The circumstances of his death were reported in the newspapers and are recounted at length by William Sleeman in A Journey through the Kingdom of Oude (1858). Ravenscroft ‘had been the collector of the land revenue of the Cawnpore district for many years; but, having taken from the treasury a very large sum of money, and spent it in lavish hospitality and unsuccessful speculations, he absconded with his wife and child, and found an asylum with the Rajah of Bhinga, on the border of the Oude Tarae, where he intended to establish himself as an indigo planter’. But one night in May 1823, their house was attacked by a gang of dacoits. Seven men were killed; George died the following day from his wounds. His wife and child successfully hid from the attackers and were later escorted to Lucknow. Some time later, Charlotte punished her son for some misdemeanor by locking him in a bathing room. The little boy was apparently looking at his image in a tub of water when he toppled into it and drowned.

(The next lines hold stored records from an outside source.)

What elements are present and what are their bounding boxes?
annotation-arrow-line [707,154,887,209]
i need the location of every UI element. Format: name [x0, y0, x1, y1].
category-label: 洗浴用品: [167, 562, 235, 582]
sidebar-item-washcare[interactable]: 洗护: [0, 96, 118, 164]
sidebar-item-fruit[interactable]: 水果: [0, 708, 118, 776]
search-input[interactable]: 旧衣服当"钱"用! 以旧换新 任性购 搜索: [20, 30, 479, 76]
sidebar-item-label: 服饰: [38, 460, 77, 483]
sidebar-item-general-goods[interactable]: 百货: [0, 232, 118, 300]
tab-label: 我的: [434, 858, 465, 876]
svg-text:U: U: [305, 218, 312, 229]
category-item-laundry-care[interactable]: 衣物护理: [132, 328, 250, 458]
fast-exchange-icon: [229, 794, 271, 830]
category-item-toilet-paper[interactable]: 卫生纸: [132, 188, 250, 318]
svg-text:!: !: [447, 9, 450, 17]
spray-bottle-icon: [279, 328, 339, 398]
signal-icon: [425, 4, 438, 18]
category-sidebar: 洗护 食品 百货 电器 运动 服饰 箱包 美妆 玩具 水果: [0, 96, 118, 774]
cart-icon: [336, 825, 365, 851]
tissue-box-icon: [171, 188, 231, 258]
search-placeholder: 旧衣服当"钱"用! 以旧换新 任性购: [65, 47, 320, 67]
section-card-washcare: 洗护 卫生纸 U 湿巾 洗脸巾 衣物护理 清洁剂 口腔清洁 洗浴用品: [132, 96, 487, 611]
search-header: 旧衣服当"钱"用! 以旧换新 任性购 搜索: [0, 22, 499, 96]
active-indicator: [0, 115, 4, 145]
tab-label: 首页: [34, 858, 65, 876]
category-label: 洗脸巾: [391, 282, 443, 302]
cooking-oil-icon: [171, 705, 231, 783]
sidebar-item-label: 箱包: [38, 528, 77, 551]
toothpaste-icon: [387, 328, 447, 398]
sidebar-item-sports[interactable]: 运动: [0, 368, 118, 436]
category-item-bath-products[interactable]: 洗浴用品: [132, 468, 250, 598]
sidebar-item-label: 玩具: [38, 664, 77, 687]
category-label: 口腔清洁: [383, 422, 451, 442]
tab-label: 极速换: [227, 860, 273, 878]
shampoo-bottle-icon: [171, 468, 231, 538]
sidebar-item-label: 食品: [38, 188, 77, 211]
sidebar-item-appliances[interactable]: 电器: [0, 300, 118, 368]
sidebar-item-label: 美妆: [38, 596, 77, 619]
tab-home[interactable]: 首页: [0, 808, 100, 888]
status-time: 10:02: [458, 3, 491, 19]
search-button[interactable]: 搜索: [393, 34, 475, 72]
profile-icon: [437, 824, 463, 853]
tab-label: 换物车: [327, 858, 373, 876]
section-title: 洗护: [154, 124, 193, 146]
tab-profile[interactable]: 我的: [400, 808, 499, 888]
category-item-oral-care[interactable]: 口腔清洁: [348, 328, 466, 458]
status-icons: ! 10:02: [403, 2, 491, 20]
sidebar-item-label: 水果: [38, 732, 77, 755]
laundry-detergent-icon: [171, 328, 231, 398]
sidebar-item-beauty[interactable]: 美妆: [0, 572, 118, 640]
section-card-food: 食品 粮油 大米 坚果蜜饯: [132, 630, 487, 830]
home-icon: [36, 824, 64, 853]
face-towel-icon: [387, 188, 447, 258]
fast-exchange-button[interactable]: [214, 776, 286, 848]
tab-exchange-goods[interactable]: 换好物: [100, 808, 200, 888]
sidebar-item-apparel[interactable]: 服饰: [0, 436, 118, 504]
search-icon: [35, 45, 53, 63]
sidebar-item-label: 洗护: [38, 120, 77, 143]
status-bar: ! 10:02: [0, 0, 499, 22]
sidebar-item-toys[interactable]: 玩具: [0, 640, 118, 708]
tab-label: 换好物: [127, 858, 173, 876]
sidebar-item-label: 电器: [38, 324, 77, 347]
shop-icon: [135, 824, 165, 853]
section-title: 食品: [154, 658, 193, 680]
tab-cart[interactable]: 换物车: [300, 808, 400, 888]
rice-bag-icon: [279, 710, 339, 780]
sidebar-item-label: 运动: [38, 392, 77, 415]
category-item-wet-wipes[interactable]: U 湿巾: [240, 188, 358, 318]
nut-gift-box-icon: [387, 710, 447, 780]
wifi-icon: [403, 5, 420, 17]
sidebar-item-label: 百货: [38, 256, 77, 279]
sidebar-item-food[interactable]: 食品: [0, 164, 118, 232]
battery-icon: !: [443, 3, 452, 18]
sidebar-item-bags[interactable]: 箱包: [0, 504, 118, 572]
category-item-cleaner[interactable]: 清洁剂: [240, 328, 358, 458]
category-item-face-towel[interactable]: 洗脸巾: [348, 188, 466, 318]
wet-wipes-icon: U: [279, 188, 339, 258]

The portrait is painted on ivory. It has a small (barely visible) area of potential water damage to the outside edge at 1 o’clock not affecting the profile; it is otherwise in fine condition and is set in the original papier-mâché frame that has an unusual olive greenish hue and is warped. The frame may have always been this shape and colour but it’s impossible to know for sure. It still hangs effectively.
Irish-born Samuel Andrews spent most of his working life in India having travelled to Madras in 1791 where he later took up occupancy of a house once lived in by fellow artist John Smart.